In taking the step to counter a renewed increase in inflationary pressure, the bank said it could not rule out further increases to its policy rate would be necessary to ensure price stability over the medium term.
Swiss inflation has been rising since the beginning of the year reaching 3.4% in February, driven by higher electricity, tourism services and food prices.
SNB said that while price increases were now broad-based, inflation was clearly still above the 0% to 2% range it equated with price stability.
The rate hike comes after SNB on Sunday announced a $3.2 billion emergency deal to take over Credit Suisse as confidence in the bank plummeted after the collapse of two U.S. banks, the Silicon Valley Bank and Signature Bank, and the chairman of the Saudi National Bank saying publicly that it would not increase its support.
“The past week has been marked by the events surrounding Credit Suisse. The measures announced at the weekend by the federal government, the Financial Market Supervisory Authority and the SNB have put a halt to the crisis,” the central bank said.
“The SNB is providing large amounts of liquidity assistance in Swiss francs and foreign currencies. These loans are secured and subject to interest.”
It stressed it remains willing to intervene in the foreign exchange market as necessary to “provide appropriate money conditions,” reversing foreign currency selling seen over recent quarters.
FINMA on Thursday also sought to explain a decision to order Credit Suisse to write down to zero $17 billion worth of junior bonds, so-called AT1 bonds, as part of the takeover by UBS.
The regulator said the contract holders of Credit Suisse bonds entered into stipulated that the bonds would be completely written down in a “Viability Event,” in particular, if extraordinary government support was granted.
Credit Suisse’s acceptance of a $55 billion loan from the central bank secured by a federal default guarantee meant those conditions were met for its AT1 instruments.
The government also enacted an emergency law Sunday on liquidity assistance Loans and federal default guarantees to systemically important banks that gave FINMA the power to order the borrower to write down bonds.
Based on the contractual agreements and the emergency ordinance, FINMA instructed Credit Suisse to write down the AT1 bonds.

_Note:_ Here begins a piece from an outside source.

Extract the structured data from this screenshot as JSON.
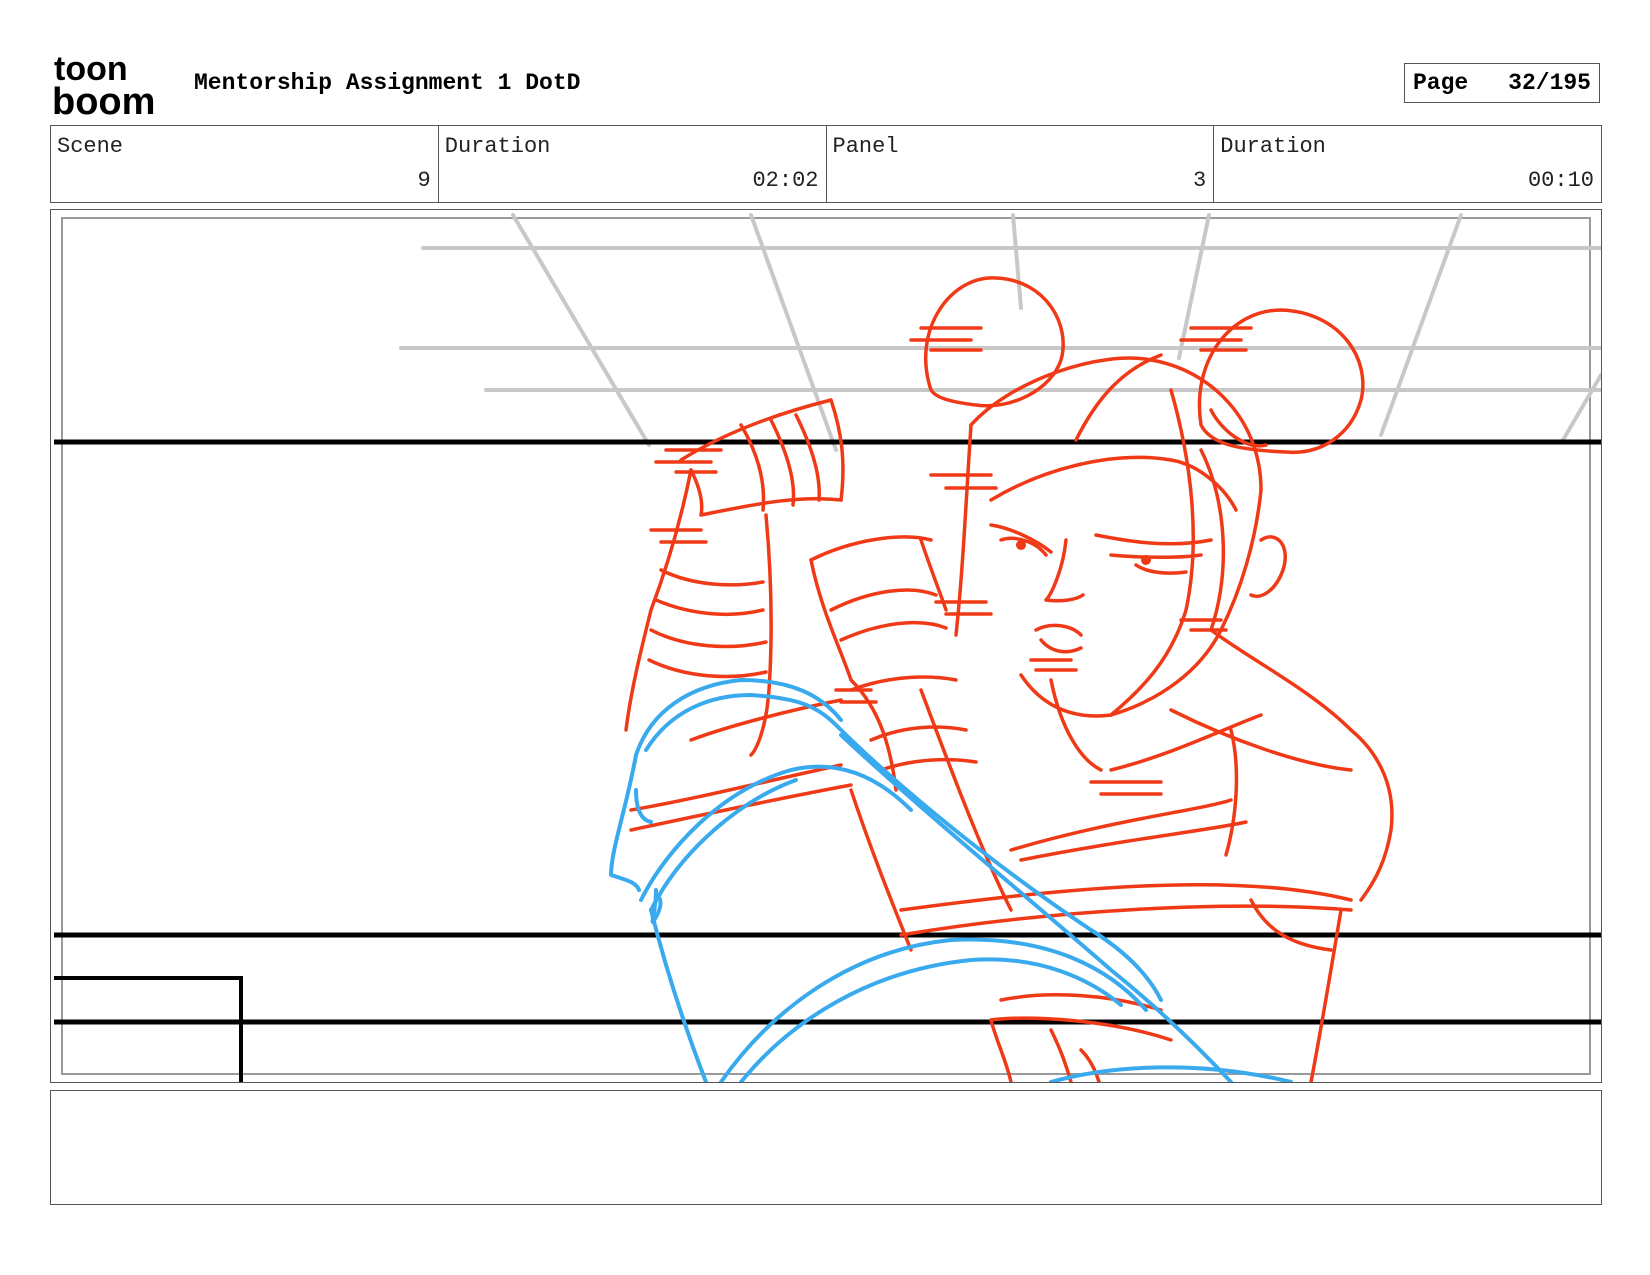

“On Sunday, a solution could be found to protect clients, the financial center and the markets,” said FINMA CEO Urban Angehrn.
“In this context, it is important that CS’s banking business continues to function smoothly and without interruption. That is now the case.”
The SNB policy rate change applies from Friday. Banks’ sight deposits held at the SNB will be remunerated at the SNB policy rate of 1.5% up to a certain threshold. Sight deposits above this threshold will be remunerated at an interest rate of 1.0%, and thus still at a discount of 0.5 percentage points relative to the SNB policy rate.